Guinness America, the U.S. holding company of beverage giant Guinness PLC, announced Thursday that it has sold Rodney Strong Vineyards in Sonoma County to Klein Foods, a family-owned packaged foods company based in Stockton.

No sale price was disclosed, but an industry source estimated that the winery, 1,200 acres of land and a sophisticated wine telemarketing program all sold for more than $30 million. Escrow is expected to close in January.

Announcement of the deal was made by Hambrecht & Quist, a San Francisco-based mortgage banking company, which represented Guinness in the transaction.

The Rodney Strong Winery, incorporated as Sonoma Vineyards, was Guinness’ last U.S. wine holding. It announced more than a year ago that it would divest itself of all U.S. wine holdings and previously sold its interests in San Martin and Concannon wineries as well as two imported wine brands. Guinness has said it will concentrate on its beer and spirits brands.


Rodney Strong/Sonoma Vineyards produced about 450,000 cases of wine in 1988, about two-thirds of which annually sell through the telemarketing program under the Windsor Vineyards brand.

Bought by Schenley

Sonoma Vineyards, which went public in 1970 at $5 per share, rose to $42 per share at one point, had a second public offering at $28.50 in 1972 and in 1984 went private in a $2-per-share tender offer by Renfield Importers.

In 1986, the company was bought by Schenley Industries, which itself was acquired in 1987 by Guinness America.

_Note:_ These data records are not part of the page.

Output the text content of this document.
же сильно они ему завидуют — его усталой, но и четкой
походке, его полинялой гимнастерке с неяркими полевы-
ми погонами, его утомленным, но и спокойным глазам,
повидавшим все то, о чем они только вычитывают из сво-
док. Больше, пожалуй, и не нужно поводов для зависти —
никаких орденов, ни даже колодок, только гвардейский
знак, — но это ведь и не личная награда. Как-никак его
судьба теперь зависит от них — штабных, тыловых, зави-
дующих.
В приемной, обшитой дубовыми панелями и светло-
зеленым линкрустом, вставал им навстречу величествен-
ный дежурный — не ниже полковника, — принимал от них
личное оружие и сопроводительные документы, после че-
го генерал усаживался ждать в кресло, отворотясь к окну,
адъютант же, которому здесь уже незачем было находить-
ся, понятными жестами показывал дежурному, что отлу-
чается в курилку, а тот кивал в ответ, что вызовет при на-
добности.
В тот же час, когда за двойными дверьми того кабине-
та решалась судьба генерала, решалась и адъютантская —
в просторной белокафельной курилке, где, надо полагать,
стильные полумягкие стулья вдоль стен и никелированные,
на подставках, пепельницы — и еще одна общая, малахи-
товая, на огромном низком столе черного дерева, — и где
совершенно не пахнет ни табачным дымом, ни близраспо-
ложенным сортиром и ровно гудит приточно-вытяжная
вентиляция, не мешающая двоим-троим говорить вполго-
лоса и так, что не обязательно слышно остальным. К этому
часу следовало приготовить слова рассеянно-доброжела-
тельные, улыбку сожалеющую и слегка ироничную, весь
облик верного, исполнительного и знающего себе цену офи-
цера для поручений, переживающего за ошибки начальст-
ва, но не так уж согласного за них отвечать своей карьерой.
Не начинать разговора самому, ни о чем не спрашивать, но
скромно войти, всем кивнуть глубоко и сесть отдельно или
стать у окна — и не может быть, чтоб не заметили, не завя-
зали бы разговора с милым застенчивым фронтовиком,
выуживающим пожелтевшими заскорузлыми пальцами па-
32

Thomas B. Klein, president of Klein Foods and Klein Bros. International, outbid a number of others for the company, including wine maker Rodney Strong, who founded the winery in 1961 and has been with the operation since then.

Strong, contacted at the winery, said he has not discussed the deal with Klein. “My role (under the new ownership) has not yet been discussed,” he said.

According to financial documents released when Sonoma Vineyards was a public company, Strong had a contract with Sonoma Vineyards that would pay him 15 cents per case if the winery were sold and continued to use his name and he were not involved in the winery.

Klein reportedly was a silent investor in California Cooler at its founding. California Cooler was sold to Brown-Foreman in 1985 for a reported $146 million.